You can't fool all the people all the time, but you don't have to be a rocket scientist to keep 'em guessing every once in a while.
I saw a teaser on line last night that got my attention, something about the surviving Boston Marathon bomber's EKG not registering so much as a minor blip when he was informed he might be subject to the death penalty. Naturally, I read the article, fascinated by the implication that this guy actually didn't have a heart, and was immediately crushed. The article pretty much told me how irrelevant an EKG would be in measuring an emotional reaction to such a statement, particularly when the guy is drugged up the wazoo. And particularly when the death penalty is thrown in at the end of the litany of possible penalties the way death is always tossed in as a possible side effect of even the most benign narcotic, right there after permanent maiming. Even the most emotional among us barely pay attention to that crap.
My EKG's, as far as I know, have always been quite normal, despite the fact that I tend to be a chronic worrier. I think I usually hide it pretty well, not just from the men in the white coats but from the mere mortals around me. It's important to keep that stuff under wraps; you don't want to make folks uncomfortable, particularly if they're your children. In fact, when they're your children, if you're a complete psycho the way I am, you are occasionally at risk of having an "episode" where you worry yourself into a complete frenzy about making sure everything is absolutely perfect for them and, at the same time, not letting them know you're on the verge of a complete mental break down. Note to self: don't try that again.
The key to not letting them see you sweat is to not try too hard. Worry all you want, but if you run yourself ragged thinking you have some control over how things turn out, you're headed for disaster. For example, your body can suddenly realize at an inopportune time -- say, when you're out to dinner with your three kids, a visiting French student, and your ex-husband, celebrating your daughter's birthday and your son's homecoming after a year -- that it's been running on pure adrenaline all day and needs to shut down and you end up spending the next half hour semi-conscious on the ladies room floor while your daughters take turns offering you water and blockading the door and your son and your ex and the French student sit at the table staring awkwardly at each other.

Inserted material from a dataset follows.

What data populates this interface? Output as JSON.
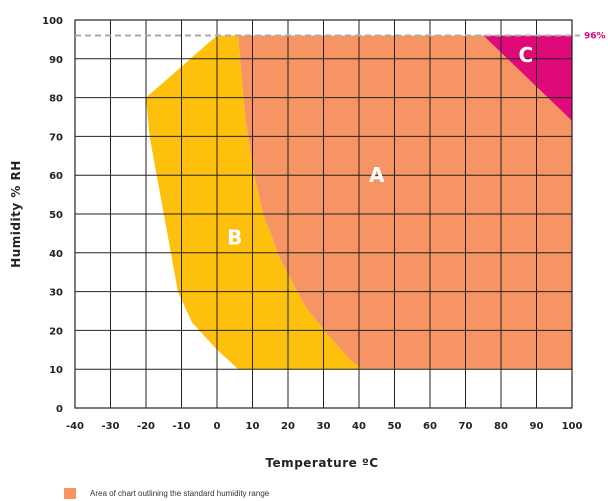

It was, to say the least, an inauspicious beginning to my week of having a rare house full of offspring, but I adjusted. It took a day or two, but I stopped panicking and started to relax a bit, enjoying the laptops and clothing and plates that seemed to be strewn everywhere, even relishing the constant sound and sensation of oreo crumbs crunching beneath my feet. There are piles of unfolded laundry everywhere, urgent requests for food and coffee and toilet paper throughout the day, an occasional suggestion that I drop whatever really important thing I happen to be doing so we can go somewhere together. A blind dog and one teenager can't even begin to match this kind of chaos. They both reacted as I did at first, with a bit of trepidation, maybe some confusion about how to behave. But, as the week draws to a close, tails are wagging and we're all smiling. It's been a beautiful mess.
I still slip into panic mode occasionally, striving for perfection when I know it will only lead to disaster. Which is why the home made Snickers brownies I had promised to bring to a mother daughter dinner last night where I really wanted to make a good impression ended up being made from a mix and not including any Snickers and being under baked and poorly cut and looking a bit like beef jerky. I assured them all I had other talents. They looked skeptical. At least I didn't pass out.
On my way to Starbucks this morning, I spotted the sneaky cop hiding in the school parking lot. My gas gauge is on "E," and I was afraid, for a moment, I'd see the heart sinking light show blinding me in my rear view mirror. But I remained calm, kept my hands at ten and two, and, as far as I can tell, the guy has no idea I was running on empty.